FEMMES
EN NOIR
MESSAGE SUR LA TOMBE LE 1ER JUILLET
Les
« Femmes en noir » sont depuis quelque
temps, à nouveau sur le devant de la scène.
Qui s’en plaindrait puisque la cause qu’elles
défendent est la Cause de l’immense
majorité ? Les piques lancées contre
elles (elles qui feraient plus dans l’émotion
que dans la raison) ne semblent guère les
émouvoir. Elles vont vers leur objectif,
avec raison parce que leur cause est juste et
qu’elles ont adopté une démarche
intelligente pour l’atteindre mais aussi
avec émotion parce qu’elles sont
désintéressées, parce qu’elles
sont femmes et Africaines. N’oublions pas
que ce quadruple massacre de Sapouy non encore
résolu empêche les familles de faire
leur deuil.
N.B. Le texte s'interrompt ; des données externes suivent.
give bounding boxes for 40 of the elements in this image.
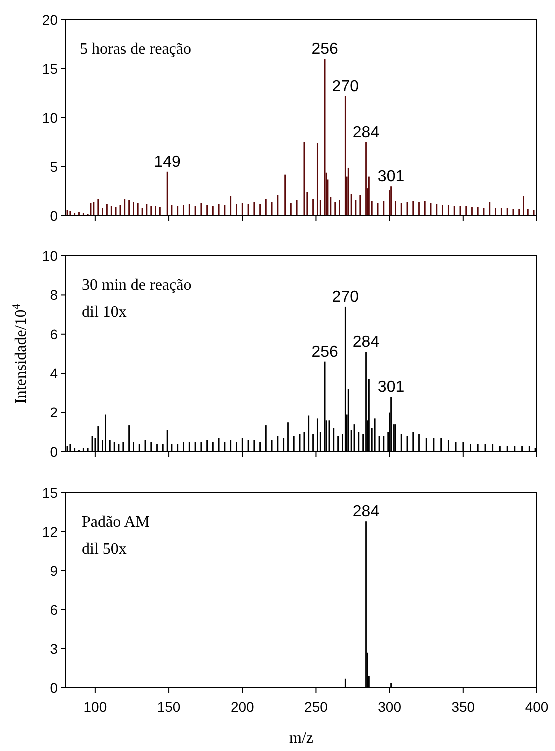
y-tick-label: 10 (42, 110, 58, 126)
y-tick-label: 2 (50, 404, 58, 421)
y-tick-label: 15 (42, 60, 58, 77)
annotation: 256 (312, 41, 338, 58)
x-tick-label: 400 (525, 699, 549, 715)
y-tick-label: 0 (50, 208, 58, 224)
y-tick-label: 9 (50, 562, 58, 579)
x-axis-title: m/z (290, 730, 314, 747)
y-tick-label: 15 (42, 484, 58, 501)
annotation: 301 (378, 168, 405, 186)
x-tick-label: 100 (84, 699, 108, 715)
annotation: 256 (312, 344, 338, 361)
annotation: dil 50x (82, 541, 127, 558)
x-tick-label: 250 (304, 699, 328, 715)
annotation: 30 min de reação (82, 277, 192, 294)
x-tick-label: 150 (157, 699, 181, 715)
annotation: 284 (352, 124, 380, 142)
annotation: 270 (332, 78, 360, 96)
y-tick-label: 0 (50, 444, 58, 460)
annotation: 301 (378, 379, 405, 396)
y-tick-label: 12 (42, 524, 58, 540)
y-tick-label: 5 (50, 158, 58, 175)
annotation: 284 (352, 334, 380, 352)
annotation: 270 (332, 288, 360, 306)
x-tick-label: 350 (452, 699, 476, 715)
y-tick-label: 6 (50, 602, 58, 618)
y-tick-label: 20 (42, 12, 58, 28)
y-tick-label: 10 (42, 248, 58, 264)
annotation: 149 (154, 154, 182, 171)
y-tick-label: 6 (50, 326, 58, 342)
y-tick-label: 8 (50, 287, 58, 304)
x-tick-label: 300 (378, 699, 402, 715)
annotation: 284 (352, 504, 380, 521)
x-tick-label: 200 (230, 699, 255, 715)
annotation: 5 horas de reação (80, 41, 192, 58)
annotation: dil 10x (82, 304, 127, 321)
y-tick-label: 3 (50, 640, 58, 657)
annotation: Padão AM (82, 514, 150, 531)
y-tick-label: 4 (50, 366, 58, 382)
y-tick-label: 0 (50, 680, 58, 696)
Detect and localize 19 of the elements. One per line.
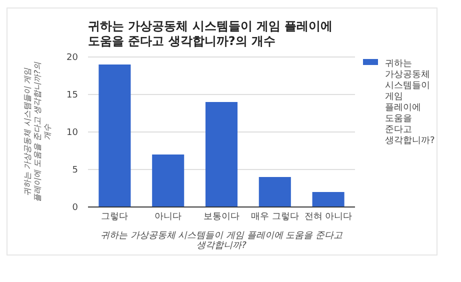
y-axis-title: 귀하는 가상공동체 시스템들이 게임 플레이에 도움을 준다고 생각합니까?의 개수	[23, 61, 52, 202]
bar	[258, 177, 291, 207]
x-tick-label: 보통이다	[204, 212, 240, 222]
y-tick-label: 10	[66, 128, 78, 138]
x-tick-label: 그렇다	[101, 212, 128, 222]
x-axis-title: 귀하는 가상공동체 시스템들이 게임 플레이에 도움을 준다고 생각합니까?	[100, 231, 344, 251]
y-tick-label: 15	[66, 90, 78, 100]
y-tick-label: 0	[72, 203, 78, 213]
bar	[98, 64, 131, 207]
y-tick-label: 20	[66, 53, 78, 63]
legend-label: 귀하는 가상공동체 시스템들이 게임 플레이에 도움을 준다고 생각합니까?	[385, 59, 435, 146]
chart-title: 귀하는 가상공동체 시스템들이 게임 플레이에 도움을 준다고 생각합니까?의 개수	[88, 19, 333, 48]
bar	[205, 102, 238, 207]
bar	[152, 154, 184, 207]
x-tick-label: 아니다	[154, 212, 182, 222]
y-tick-label: 5	[72, 166, 78, 176]
bar	[312, 192, 344, 207]
x-tick-label: 매우 그렇다	[250, 212, 299, 222]
x-tick-label: 전혀 아니다	[304, 212, 352, 222]
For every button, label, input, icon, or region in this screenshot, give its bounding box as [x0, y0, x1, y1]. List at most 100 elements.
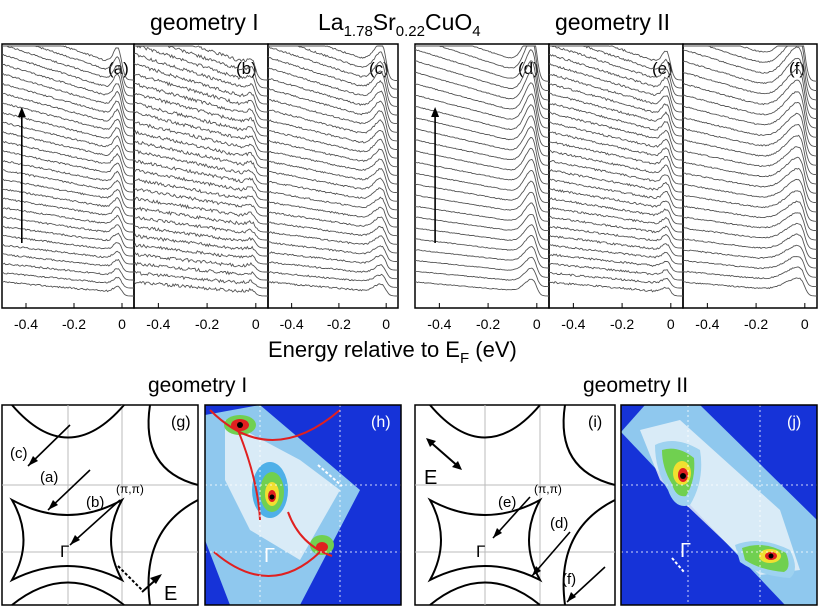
x-tick-label: 0 — [667, 316, 675, 332]
intensity-peak — [237, 422, 243, 428]
edc-curve-a — [1, 178, 134, 209]
cut-arrowhead — [532, 566, 541, 576]
edc-curve-b — [133, 280, 268, 297]
x-tick-label: -0.2 — [62, 316, 86, 332]
cut-label-a: (a) — [40, 469, 58, 486]
edc-curve-d — [414, 93, 549, 138]
fermi-surface-fit — [287, 511, 333, 557]
edc-curve-c — [267, 46, 398, 99]
edc-curve-d — [414, 104, 549, 148]
edc-curve-c — [268, 45, 399, 82]
edc-curve-f — [682, 124, 818, 166]
edc-curve-b — [133, 92, 268, 137]
panel-h: Γ (h) — [204, 404, 402, 606]
edc-curve-f — [682, 112, 817, 157]
gamma-label: Γ — [60, 542, 69, 561]
edc-curve-d — [414, 213, 549, 241]
edc-curve-b — [133, 62, 268, 113]
fermi-surface-arc — [429, 581, 541, 606]
edc-curve-f — [682, 57, 818, 110]
polarization-arrow-dotted — [317, 464, 343, 487]
edc-curve-f — [682, 68, 818, 120]
cut-arrowhead — [70, 535, 80, 545]
edc-curve-c — [267, 241, 398, 262]
polarization-arrowhead — [150, 574, 162, 584]
panel-j: Γ (j) — [620, 404, 818, 606]
fermi-surface-fit — [209, 409, 341, 441]
edc-curve-c — [267, 129, 398, 168]
edc-curve-a — [1, 280, 134, 297]
edc-curve-a — [1, 63, 134, 113]
edc-curve-d — [415, 170, 549, 204]
edc-curve-d — [414, 224, 549, 250]
edc-curve-d — [414, 235, 550, 260]
panel-g: (c) (a) (b) (π,π) Γ E (g) — [1, 404, 199, 606]
x-tick-label: 0 — [382, 316, 390, 332]
edc-curve-a — [1, 235, 134, 257]
edc-curve-e — [548, 160, 683, 193]
edc-curve-d — [414, 246, 549, 269]
edc-curve-a — [2, 262, 134, 281]
edc-curve-e — [548, 63, 683, 113]
panel-j-label: (j) — [787, 414, 801, 431]
x-tick-label: 0 — [533, 316, 541, 332]
pi-pi-label: (π,π) — [534, 482, 562, 496]
edc-curve-f — [682, 134, 817, 176]
edc-curve-c — [267, 201, 399, 228]
edc-curve-a — [1, 225, 134, 249]
panel-i: E (e) (d) (f) (π,π) Γ (i) — [414, 404, 616, 606]
panel-c-frame — [267, 43, 399, 309]
edc-curve-a — [1, 130, 134, 169]
x-tick-label: -0.2 — [744, 316, 768, 332]
cut-arrowhead — [28, 456, 38, 466]
edc-curve-d — [414, 136, 549, 176]
edc-curve-b — [133, 187, 268, 217]
edc-curve-e — [548, 131, 683, 169]
fermi-surface-pocket — [427, 497, 543, 583]
intensity-peak — [768, 553, 774, 559]
geometry-title-top-left: geometry I — [150, 9, 259, 35]
edc-curve-a — [1, 121, 134, 161]
x-tick-label: -0.4 — [427, 316, 451, 332]
cut-arrowhead — [567, 592, 576, 602]
cut-line-b — [69, 499, 121, 546]
edc-curve-f — [682, 79, 817, 129]
edc-curve-b — [133, 270, 268, 289]
edc-curve-c — [267, 170, 398, 202]
edc-curve-f — [682, 200, 817, 232]
edc-curve-e — [549, 45, 683, 97]
edc-curve-b — [133, 233, 268, 257]
edc-curve-b — [133, 102, 268, 145]
edc-curve-f — [682, 256, 817, 278]
edc-curve-a — [1, 53, 134, 105]
panel-j-frame — [620, 404, 818, 606]
edc-curve-c — [267, 190, 398, 219]
edc-curve-e — [548, 73, 683, 121]
edc-curve-d — [415, 278, 549, 297]
polarization-arrow-dotted — [671, 557, 685, 573]
polarization-arrow-dotted — [117, 565, 143, 591]
edc-curve-f — [682, 266, 817, 288]
x-tick-label: -0.2 — [195, 316, 219, 332]
edc-curve-e — [549, 54, 683, 105]
edc-curve-a — [2, 244, 134, 265]
polarization-arrowhead — [452, 461, 462, 470]
edc-curve-f — [682, 156, 818, 194]
x-tick-label: -0.2 — [610, 316, 634, 332]
edc-curve-d — [414, 48, 550, 101]
cut-label-e: (e) — [498, 494, 516, 511]
edc-curve-d — [414, 60, 549, 110]
edc-curve-d — [414, 115, 550, 157]
edc-curve-c — [268, 99, 398, 142]
panel-h-frame — [204, 404, 402, 606]
fermi-surface-fit — [237, 429, 261, 521]
x-tick-label: -0.4 — [14, 316, 38, 332]
edc-curve-a — [1, 197, 134, 225]
edc-curve-b — [133, 139, 268, 177]
gamma-label: Γ — [680, 540, 691, 562]
polarization-label-E: E — [164, 583, 177, 605]
edc-curve-d — [414, 71, 549, 120]
edc-curve-f — [682, 102, 817, 148]
edc-curve-c — [267, 180, 398, 211]
intensity-peak — [269, 494, 275, 500]
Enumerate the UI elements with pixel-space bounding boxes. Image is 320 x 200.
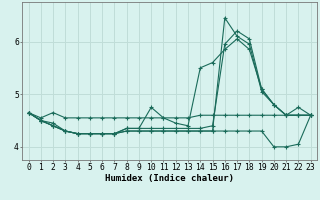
X-axis label: Humidex (Indice chaleur): Humidex (Indice chaleur) xyxy=(105,174,234,183)
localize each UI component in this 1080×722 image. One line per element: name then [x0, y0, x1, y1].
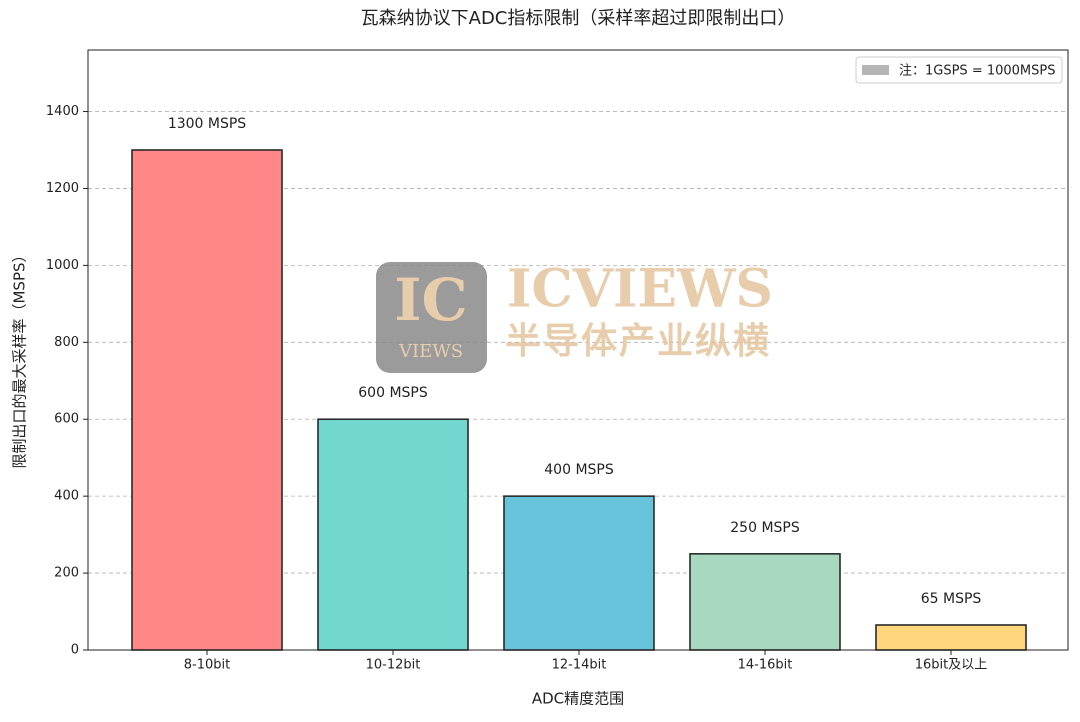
value-label: 600 MSPS	[358, 385, 428, 401]
x-tick-label: 16bit及以上	[915, 658, 988, 673]
plot-frame	[87, 49, 1069, 651]
x-tick-label: 12-14bit	[552, 658, 607, 673]
watermark-mark: IC	[394, 266, 467, 334]
value-label: 250 MSPS	[730, 520, 800, 536]
y-tick-label: 400	[54, 489, 79, 504]
watermark-mark-sub: VIEWS	[398, 341, 463, 362]
watermark-logo	[376, 262, 487, 373]
watermark: IC VIEWS ICVIEWS 半导体产业纵横	[376, 259, 773, 373]
y-tick-label: 600	[54, 412, 79, 427]
y-tick-label: 200	[54, 566, 79, 581]
x-tick-label: 14-16bit	[738, 658, 793, 673]
value-label: 65 MSPS	[921, 591, 982, 607]
bar	[317, 418, 469, 651]
legend-label: 注：1GSPS = 1000MSPS	[899, 64, 1056, 79]
value-label: 400 MSPS	[544, 462, 614, 478]
legend-box	[855, 56, 1063, 84]
watermark-tagline: 半导体产业纵横	[505, 320, 771, 362]
legend-swatch	[862, 65, 889, 75]
bar	[689, 553, 841, 651]
y-tick-label: 1400	[46, 104, 79, 119]
y-axis-label: 限制出口的最大采样率（MSPS）	[11, 247, 29, 468]
y-tick-label: 1200	[46, 181, 79, 196]
x-axis-label: ADC精度范围	[532, 690, 624, 708]
y-tick-label: 0	[71, 643, 79, 658]
bar	[131, 149, 283, 651]
value-label: 1300 MSPS	[168, 116, 246, 132]
x-tick-label: 10-12bit	[366, 658, 421, 673]
y-tick-label: 800	[54, 335, 79, 350]
watermark-name: ICVIEWS	[507, 259, 773, 320]
chart-title: 瓦森纳协议下ADC指标限制（采样率超过即限制出口）	[361, 8, 796, 29]
x-tick-label: 8-10bit	[184, 658, 230, 673]
y-tick-label: 1000	[46, 258, 79, 273]
bar	[503, 495, 655, 651]
bar	[875, 624, 1027, 651]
Voici donc un énième
message que ces braves femmes ont livré
sur la tombe de Norbert Zongo, le dimanche 1er
juillet 2007.
Cher
Norbert,
Le
mois passé, le 3 juin précisément,
nous étions réunies autour de toi
avec des amis de l’ Association «
Justice et Paix » et nous avons eu droit
à un message d’encouragement rédigé
par Monseigneur Thomas Kaboré, Evêque
du diocèse de Kaya, qui a été
lu sur place.
Nous étions très émues et
tu imagines à quel point cela nous a réconfortées
de savoir que l’Eglise estimait, et le disait
haut et fort, qu’il fallait que ton dossier
connaisse la Vérité et la Justice.
Nous avons été si réconfortées
que nous avons décidé, dès
le lendemain, d’écrire à l’extérieur
du pays pour relancer la mobilisation autour de
ton affaire.
Nous nous sommes permis d’écrire,
en nous excusant, à Sa Sainteté
le Pape Benoît XVI afin qu’il connaisse
la situation au Burkina Faso et qu’il prie
pour que l’impunité finisse dans
notre chère patrie.
Nous avons également envoyé une
lettre au Président Nicolas Sarkozy pour
qu’il voie ce qu’il est possible de
faire à son niveau, rappelant que son prédécesseur
Jacques Chirac s’était investi pour
le dossier Rafic Hariri. Et comme nous aimons
bien le rappeler, nous lui avons dit que tu étais,
toi Norbert, notre Rafic Hariri même si
tu n’avais pas sa richesse et ses relations.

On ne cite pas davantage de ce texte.